Остановить терьера было бы, пожалуй, проще. Михаил Константинович вломился в куст и, мужественно преодолев его, устремился через газон к своей даме сердца. О чем они беседовали, Лопухин не слышал и не прислушивался, но видел, как цесаревич горячо втолковывает что-то племяннице микадо, а та весело смеется и отмахивается от него веером.

– Какова! – с восхищением произнес Михаил Константинович, вернувшись к Лопухину. – Нет, я сейчас окончательно решился! Женюсь! Честное слово, женюсь на ней! Одобряешь?

– На девушке буддийского вероисповедания?

– Что? Она христианка, представь себе. Католичка, правда, но это ничего. Перекрестим.

– Это серьезный шаг, Мишель, – ответил граф, деликатно откашлявшись. – Очень серьезный. Серьезными будут и последствия.

– А, плевать! – Цесаревич вдруг захлопал глазами. – Ты о чем, Николас? О престоле, что ли?

– Вот именно. – Голос графа был спокоен и даже холодноват. – Японка не может стать русской императрицей. Через сто лет – может быть, но не сейчас. Тебя осудят все слои общества, и даже Третье отделение не сможет заткнуть рты всей стране. Обрадуются только мраксисты и подобные им господа. Попытаешься настоять на своем – жди революции.

– Тьфу! Престол? К чертям престол! – В сильном возбуждении цесаревич едва не подпрыгивал на ходу. – Понадобится – откажусь от своих прав! То есть что там «понадобится» – точно откажусь! Очень мне надо всякую минуту ждать покушения! Откажусь в пользу Митьки, пусть на него покушаются! А я с моей Фудзико сто лет проживу. Может, пить брошу. Знаю, о чем ты думаешь! По-твоему, я не смогу бросить? На пари, а? Нынче же пошлю папá каблограмму. Не знаешь, телеграф исправили?

– Нынче утром исправили. Однако, Мишель, ты подумай…

– Нечего тут думать! Не желаю! – Цесаревича несло. – Я решил, ясно? Кончено. Только что попросил ее руки. Не поверишь, прямо гора с плеч. А давай-ка мы с тобой, Николас, спрыснем это дело… – Михаил Константинович извлек из внутреннего кармана плоскую фляжку, свинтил колпачок, глотнул. – На, держи. Выпей за мое счастье. А я, пардон, отойду на минутку… нет, ты за мной не ходи, я мигом, тирьям-пам-пам…

– Постой, Мишель, неудобно, – воскликнул Лопухин, сообразив, что к чему, но цесаревич лишь махнул на него рукой.
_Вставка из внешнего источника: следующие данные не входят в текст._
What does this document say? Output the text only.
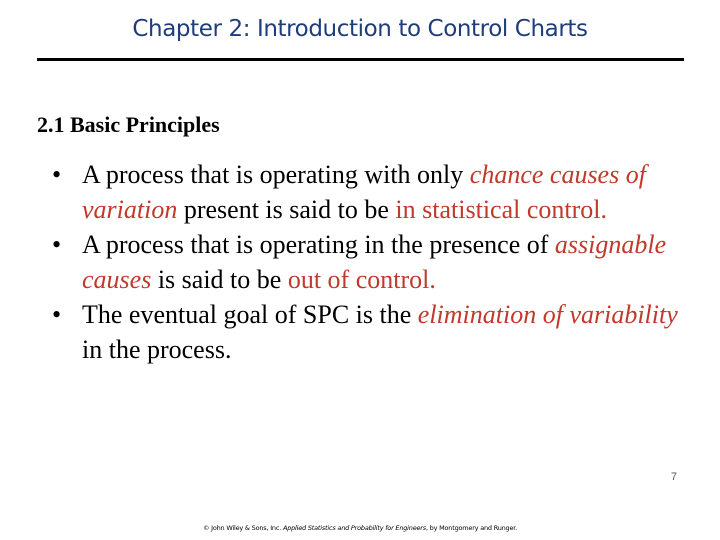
Chapter 2: Introduction to Control Charts
2.1 Basic Principles
• A process that is operating with only chance causes of variation present is said to be in statistical control.
• A process that is operating in the presence of assignable causes is said to be out of control.
• The eventual goal of SPC is the elimination of variability in the process.
7
© John Wiley & Sons, Inc. Applied Statistics and Probability for Engineers, by Montgomery and Runger.
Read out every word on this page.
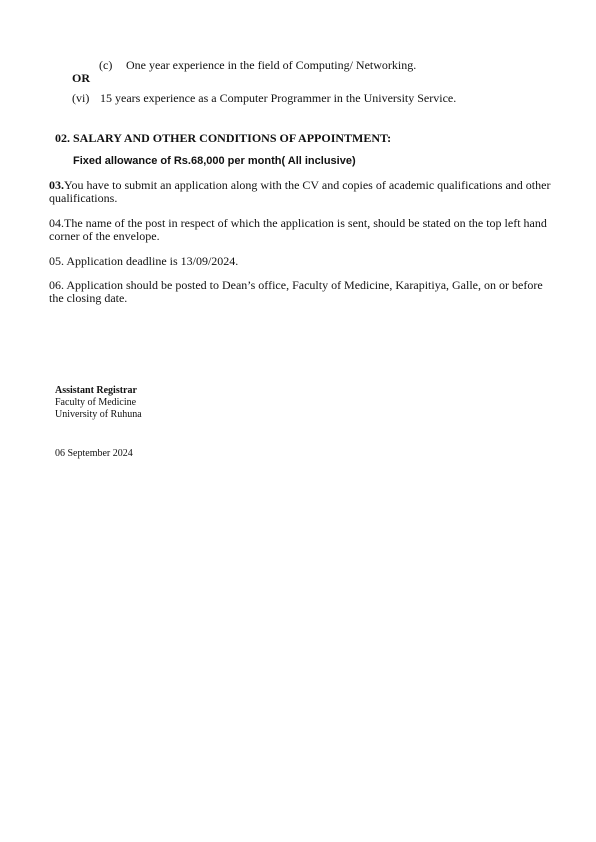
(c) One year experience in the field of Computing/ Networking.
OR
(vi) 15 years experience as a Computer Programmer in the University Service.
02. SALARY AND OTHER CONDITIONS OF APPOINTMENT:
Fixed allowance of Rs.68,000 per month( All inclusive)
03.You have to submit an application along with the CV and copies of academic qualifications and other qualifications.
04.The name of the post in respect of which the application is sent, should be stated on the top left hand corner of the envelope.
05. Application deadline is 13/09/2024.
06. Application should be posted to Dean’s office, Faculty of Medicine, Karapitiya, Galle, on or before the closing date.
Assistant Registrar
Faculty of Medicine
University of Ruhuna
06 September 2024
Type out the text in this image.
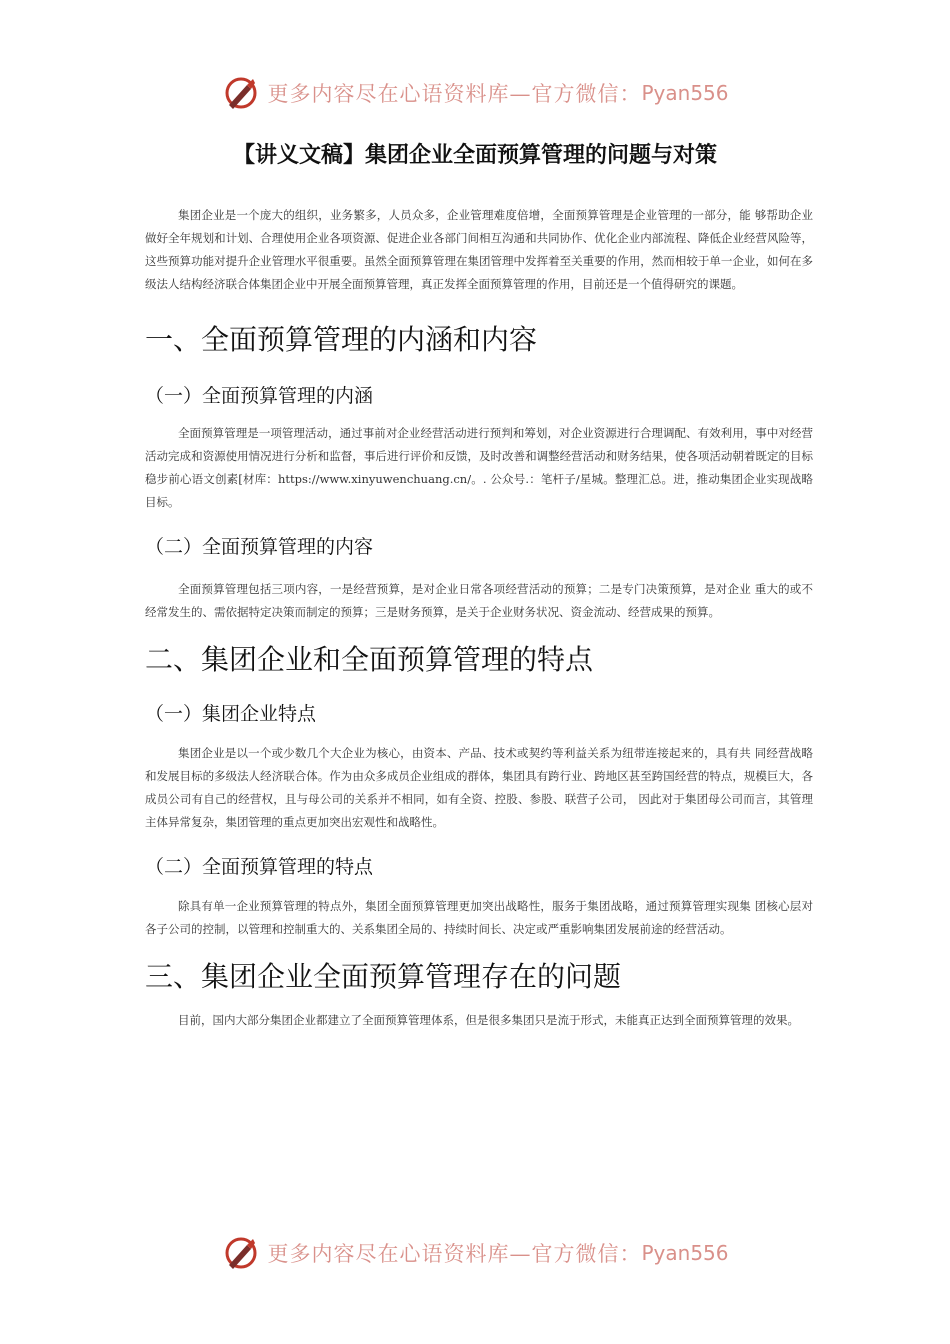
更多内容尽在心语资料库—官方微信： Pyan556
【讲义文稿】集团企业全面预算管理的问题与对策

集团企业是一个庞大的组织，业务繁多，人员众多，企业管理难度倍增，全面预算管理是企业管理的一部分，能 够帮助企业做好全年规划和计划、合理使用企业各项资源、促进企业各部门间相互沟通和共同协作、优化企业内部流程、降低企业经营风险等，这些预算功能对提升企业管理水平很重要。虽然全面预算管理在集团管理中发挥着至关重要的作用，然而相较于单一企业，如何在多级法人结构经济联合体集团企业中开展全面预算管理，真正发挥全面预算管理的作用，目前还是一个值得研究的课题。

一、全面预算管理的内涵和内容
（一）全面预算管理的内涵

全面预算管理是一项管理活动，通过事前对企业经营活动进行预判和筹划，对企业资源进行合理调配、有效利用，事中对经营活动完成和资源使用情况进行分析和监督，事后进行评价和反馈，及时改善和调整经营活动和财务结果，使各项活动朝着既定的目标稳步前心语文创素[材库：https://www.xinyuwenchuang.cn/。. 公众号.：笔杆子/星城。整理汇总。进，推动集团企业实现战略目标。

（二）全面预算管理的内容

全面预算管理包括三项内容，一是经营预算，是对企业日常各项经营活动的预算；二是专门决策预算，是对企业 重大的或不经常发生的、需依据特定决策而制定的预算；三是财务预算，是关于企业财务状况、资金流动、经营成果的预算。

二、集团企业和全面预算管理的特点
（一）集团企业特点

集团企业是以一个或少数几个大企业为核心，由资本、产品、技术或契约等利益关系为纽带连接起来的，具有共 同经营战略和发展目标的多级法人经济联合体。作为由众多成员企业组成的群体，集团具有跨行业、跨地区甚至跨国经营的特点，规模巨大，各成员公司有自己的经营权，且与母公司的关系并不相同，如有全资、控股、参股、联营子公司， 因此对于集团母公司而言，其管理主体异常复杂，集团管理的重点更加突出宏观性和战略性。

（二）全面预算管理的特点

除具有单一企业预算管理的特点外，集团全面预算管理更加突出战略性，服务于集团战略，通过预算管理实现集 团核心层对各子公司的控制，以管理和控制重大的、关系集团全局的、持续时间长、决定或严重影响集团发展前途的经营活动。

三、集团企业全面预算管理存在的问题

目前，国内大部分集团企业都建立了全面预算管理体系，但是很多集团只是流于形式，未能真正达到全面预算管理的效果。

更多内容尽在心语资料库—官方微信： Pyan556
Черт побери! Воспитанному человеку следовало бы отвернуться, когда другой человек справляет малую нужду у стенки беседки, но Лопухин отворачиваться не стал. «Кошмар, – метались в его голове панические мысли. – Позор! Скандал! И это наследник престола российского! Почти на глазах у всех!..» Потом он вспомнил, что японцы относятся к этому терпимо, и слегка успокоился. Авось сойдет. А еще через мгновение взглянул на беседку и обомлел.

Это строение с загнутой по японскому обыкновению двускатной крышей, вовсе не было беседкой. Оно было тем, что в русском языке обозначается словом «часовня», а как по-японски – Лопухин не знал и сейчас меньше всего хотел выяснить. И в ней, конечно же, есть изображение Будды, только отсюда его не видно… Боже, что делать? Кинуться, оттащить дурака в сторонку, пока не поздно?.. Яростный вопль ударил в уши, и Лопухин понял, что опоздал. К начавшему недоуменно оборачиваться цесаревичу с невероятной скоростью несся коротконогий японский полицейский с саблей на замахе. Рванувшись наперерез, Лопухин сразу же понял: он не успеет помешать убийству… не успеет!

И стрелять поздно. Просто-напросто нет времени извлечь из кармана проклятый револьвер. А трость?.. Трость сгоряча отброшена, и эта ошибка сейчас окажется фатальной.